Dear 15 Year Old Me…

From Dear 15 year old me – how you can help.

If you are a LGBT adult, write a letter to yourself, but write it to the person you were when you were 15 years old. If you could go back to the kid you were then, what would you say? What advice would you give for surviving this time?

Dear 15 year old me

I can do nothing for you, the 15 yr old girl that I was, silently sobbing in your bedroom. Back when you are, in 1973, I know your parents wouldn’t understand. I know from here in 2012 (though you don’t, and perhaps that’s for the best) that if you let your secret out, the standard treatment in your time is electroshock therapy, sometimes even lobotomy, cutting out pieces of your brain, so best keep quiet.

I can do nothing for you. But I can do something for all the girls like you that exist in my time. Knowing me, knowing you, the girl I was, I think that will make you smile amidst your tears. It’s how I sooth the hurt that you’re feeling, easing the path of others.

And you know what? It will take a long time I’m afraid, but you’ll live happily ever after too, as they will. We have a better understanding now. We have something called the Internet, linking all the computers in the world – and every home has at least one now – to share information. The surgery is far better, the knowledge of hormones more extensive. We can’t give girls like you the ability to have babies, not yet, but that’s coming too. Too late for you – for us – but perhaps not too late for them.

It’s no easier for other girls at 15 than it is for you, back in 1973, stuck with a male body that feels so terribly, fundamentally WRONG. But there is hope for them, as there doesn’t appear to be for you, when you are. Well, after living for so many years, hoping even when there is no hope, you get to win anyway, to be yourself. You will learn what the word “happiness” means. It will be better than you can imagine, better than your wildest dreams. Against all the odds, you get to live happily ever after.

You have many years of hell in front of you. Far too many. But you get out anyway.

Today, in 2012, girls like you don’t have to endure nearly so long. If they can endure, just for another thousand days, there will be help available for them. No child should have to endure what you are destined to endure, but you get through it. No child should have to endure even 1000 days of it, nor 1000 seconds for that matter. They do have to though, at the moment. It’s changing, getting better, and I think in my – in our – lifetime, we’ll see an end to it. The issue will be recognised earlier, and social acceptance of the obvious treatment will become unremarkable. That day is not here yet, which is why we, you and I, have to help them.

You and I just have to show the girls of 2012 who are your age, that there is hope. That it does get better, and by the time they’re 25, their lives will be not much different from other girls their age. That’s not some impossible dream, not just a possibility, it’s an inevitability, if they just hang on. Meanwhile, they must lay the foundations of their future life, do well at school, be ready to make a fantastic success of life, and not fall into the traps of drug abuse or throwing away a life that at the moment seems worthless. We must show them that they must plan ahead, for the better times to come for them.

They may end up marrying boys, and having a family together.
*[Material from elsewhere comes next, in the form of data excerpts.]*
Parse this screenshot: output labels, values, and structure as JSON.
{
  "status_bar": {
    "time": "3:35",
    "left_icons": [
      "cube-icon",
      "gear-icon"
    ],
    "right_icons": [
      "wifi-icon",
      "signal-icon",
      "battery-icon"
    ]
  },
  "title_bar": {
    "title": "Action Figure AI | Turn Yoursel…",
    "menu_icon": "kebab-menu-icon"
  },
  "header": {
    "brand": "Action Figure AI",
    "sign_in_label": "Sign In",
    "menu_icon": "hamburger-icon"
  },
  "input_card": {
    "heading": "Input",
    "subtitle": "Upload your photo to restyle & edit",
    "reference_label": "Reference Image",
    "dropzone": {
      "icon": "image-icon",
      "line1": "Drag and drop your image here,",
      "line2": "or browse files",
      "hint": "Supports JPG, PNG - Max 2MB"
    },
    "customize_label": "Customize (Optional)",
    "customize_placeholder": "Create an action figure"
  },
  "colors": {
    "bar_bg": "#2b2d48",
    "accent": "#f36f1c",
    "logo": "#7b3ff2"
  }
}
Or marrying girls for that matter – we’ve come a long way in understanding sexuality since 1973, and same-sex partnerships, while unusual, aren’t regarded as unthinkable as they are when you are.

Dear 15 year old me, feeling so isolated and alone, back in 1973 you don’t know that there are many like you. Boys and girls, born with the wrong-sexed bodies. Yes, there are boys too, born with female anatomy, and it’s just as horrid for them as it is for girls born with male anatomy. Now in 2012, we do know though, and are doing something about it. There’s still plenty of bullying (and worse than bullying) in schools, and not just from other kids. That’s getting better though too. The trouble is, that’s little consolation for all the 15 year old boys and girls subject to it today in 2012, so we have to show them that others have made it, and they can too. That it gets better, and not in ten or twenty years, but in just a few. That they should be busy preparing for that day.

I hope I’ve made you smile, dear 15 year old me. You get to be quite a woman, you know? You use the pain you’re feeling now as an energy, to help others just like you, transmuting it into compassion. Writing letters like this one.

Love, and Hugs,
Zoe

p.s. I know you picked the name “Zoe” five years ago, and that you’ve never told anyone else. You won’t for some time, but it fits you. If you recall your Ancient Greek, it means “Life”.